Nel 1990 la prima donazione a Carpi. E oggi con il plasma iperimmune ci aspettano nuove sfide.
«Si tratta di una data veramente storica per la nostra Avis e per Carpi». Con queste parole, esattamente trenta anni fa, il 4 giugno 1990, l’allora direttore sanitario, il dottor Silvano Cabri, inaugurava materialmente il ‘centro di plasmaferesi produttiva dell’Avis, come primo donatore volontario. «Dal 4 giugno al 31 dicembre – concludeva il dottor Cabri nella sua relazione di fine anno – sono state effettuate 415 plasmaferesi».
In trent’anni le donazioni si sono moltiplicate fino alle oltre 3000 dell’anno scorso. E anche nei primi mesi dell’anno il trend è stato in crescita, con almeno 12/15 donazioni tutti i giorni.
«Siamo stati lungimiranti – commenta Fabio Marani, presidente della sezione locale Avis – Questi anni ci hanno dimostrato l’importanza della donazione non solo di sangue ma anche di plasma e la pandemia da Covid lo ha evidenziato ulteriormente.
Festeggiare ora questo trentennale, con numeri così elevati (la provincia di Modena è la prima in Regione per raccolta sia di sangue che plasma) e soprattutto dopo aver toccato con mano l’efficacia della campagna di sensibilizzazione a donare plasma, nell’ottica di una terapia sperimentale ed emergenziale contro il Covid, ci rende orgogliosi e soddisfatti delle scelte fatte nel 1990».
La donazione di plasma è al centro dell’attenzione oggi più che mai in tempi di coronavirus, come spiega il direttore sanitario dottor Massimo Bevini: «Si sta parlando molto di impiego di plasma iperimmune nella terapia di alcuni pazienti affetti da Coronavirus. In molto casi infatti si è dimostrato che il plasma è efficace per gli anticorpi presenti nei soggetti guariti dall’infezione. Il plasma iperimmune è quello dei pazienti che sono guariti dal Covid-19. Si chiama così per via degli anticorpi sviluppati durante il periodo di contagio del virus.
Possono donarlo solo coloro che hanno un alto ‘titolo anticorpale’, cioè un livello elevato di anticorpi specifici utili a debellare il Coronavirus. Naturalmente sono necessari dei percorsi di valutazione di quali sono gli anticorpi efficaci, per isolarli, purificarli e poi somministrare solo quelli in dose controllata e farmacologica. Si valuta che una sacca da 600 ml possa essere usata per due pazienti affetti dal virus».
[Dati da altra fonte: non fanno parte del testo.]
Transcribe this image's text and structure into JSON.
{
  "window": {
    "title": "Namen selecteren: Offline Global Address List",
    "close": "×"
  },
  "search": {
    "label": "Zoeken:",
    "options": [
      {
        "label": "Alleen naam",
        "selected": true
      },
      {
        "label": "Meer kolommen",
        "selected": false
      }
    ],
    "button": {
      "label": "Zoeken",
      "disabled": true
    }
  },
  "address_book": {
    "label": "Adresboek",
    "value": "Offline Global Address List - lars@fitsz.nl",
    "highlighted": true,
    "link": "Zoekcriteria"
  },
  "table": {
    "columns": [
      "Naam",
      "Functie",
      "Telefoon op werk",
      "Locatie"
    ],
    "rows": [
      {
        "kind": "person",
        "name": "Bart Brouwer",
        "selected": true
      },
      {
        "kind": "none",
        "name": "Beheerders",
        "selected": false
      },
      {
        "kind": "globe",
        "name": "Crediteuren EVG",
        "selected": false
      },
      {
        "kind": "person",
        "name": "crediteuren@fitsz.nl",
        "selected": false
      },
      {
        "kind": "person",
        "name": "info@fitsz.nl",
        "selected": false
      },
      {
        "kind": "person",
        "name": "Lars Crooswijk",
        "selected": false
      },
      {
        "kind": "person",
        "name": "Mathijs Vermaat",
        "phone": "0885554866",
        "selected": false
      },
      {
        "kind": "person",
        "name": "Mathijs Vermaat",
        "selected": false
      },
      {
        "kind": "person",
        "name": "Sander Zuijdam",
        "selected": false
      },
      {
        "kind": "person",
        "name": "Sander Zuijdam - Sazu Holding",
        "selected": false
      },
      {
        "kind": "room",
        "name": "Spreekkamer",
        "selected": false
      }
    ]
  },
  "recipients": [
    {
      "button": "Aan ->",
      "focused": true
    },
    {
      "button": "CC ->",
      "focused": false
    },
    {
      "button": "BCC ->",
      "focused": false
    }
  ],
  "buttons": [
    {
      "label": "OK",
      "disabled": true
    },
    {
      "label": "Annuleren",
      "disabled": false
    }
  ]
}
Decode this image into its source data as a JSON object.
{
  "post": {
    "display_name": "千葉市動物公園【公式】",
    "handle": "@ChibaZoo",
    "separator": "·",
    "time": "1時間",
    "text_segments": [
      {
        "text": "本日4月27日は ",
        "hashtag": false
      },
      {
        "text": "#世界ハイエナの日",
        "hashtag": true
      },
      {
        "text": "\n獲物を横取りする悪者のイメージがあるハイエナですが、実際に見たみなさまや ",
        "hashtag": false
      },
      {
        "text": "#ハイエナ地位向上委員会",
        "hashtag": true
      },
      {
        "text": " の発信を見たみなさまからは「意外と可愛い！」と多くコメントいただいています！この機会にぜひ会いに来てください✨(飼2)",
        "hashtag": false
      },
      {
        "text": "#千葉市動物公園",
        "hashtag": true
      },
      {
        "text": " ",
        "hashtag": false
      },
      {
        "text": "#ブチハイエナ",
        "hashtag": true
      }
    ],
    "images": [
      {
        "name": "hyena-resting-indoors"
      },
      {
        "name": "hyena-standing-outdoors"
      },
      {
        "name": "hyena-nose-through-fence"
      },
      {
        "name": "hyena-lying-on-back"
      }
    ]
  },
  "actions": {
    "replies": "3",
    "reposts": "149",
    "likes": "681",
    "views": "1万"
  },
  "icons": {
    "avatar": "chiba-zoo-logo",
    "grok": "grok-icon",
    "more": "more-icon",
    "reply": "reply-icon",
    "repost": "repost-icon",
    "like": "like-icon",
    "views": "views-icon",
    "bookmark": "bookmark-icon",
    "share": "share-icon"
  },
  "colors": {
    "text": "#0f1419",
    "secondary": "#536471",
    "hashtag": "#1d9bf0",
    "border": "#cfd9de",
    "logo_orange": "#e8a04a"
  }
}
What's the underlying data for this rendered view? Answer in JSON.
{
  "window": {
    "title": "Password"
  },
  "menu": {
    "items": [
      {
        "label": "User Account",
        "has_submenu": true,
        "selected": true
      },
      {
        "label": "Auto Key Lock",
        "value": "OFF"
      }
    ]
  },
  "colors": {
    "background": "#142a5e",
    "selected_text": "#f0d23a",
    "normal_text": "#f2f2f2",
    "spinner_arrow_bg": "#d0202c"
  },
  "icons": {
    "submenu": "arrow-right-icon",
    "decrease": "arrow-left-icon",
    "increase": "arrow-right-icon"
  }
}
«Si tratta di valutazioni in corso di affinamento – prosegue il dottor Bevini -. Questo approccio ha dimostrato che il plasma contiene degli elementi che funzionano contro il virus e lo neutralizzano: questo può portate a risultati molto importanti perché in futuro si potrebbero utilizzare anche ‘scorte’ di plasma, conservabile mediante congelamento, e che, lo ripetiamo sempre, è un vero e proprio ‘farmaco’ già molto efficace per il trattamento di determinate patologie”.
«Nel 1990 siamo partiti con due macchinari da aferesi ¬prosegue Anna Arioli, tecnica di laboratorio – che si alternavano un mese a Carpi e un mese a Mirandola, e i prelievi avvenivano cinque giorni alla settimana. Nel giro di due anni è arrivato anche un terzo macchinario e si sono stabilizzate le due sedi a Carpi e a Mirandola Ad oggi sono sei i macchinari».
«La pandemia ha dimostrato la grande generosità dei carpigiani – conclude il presidente Marani -. Benché gli appuntamenti fossero contingentati, le donazioni sono aumentate e alla nostra richiesta telefonica circa la volontà di donare plasma, in questo momento di emergenza, la risposta è stata unanime: sì».
IL FUTURO: Si potranno conservare scorte di sangue da utilizzare come farmaco.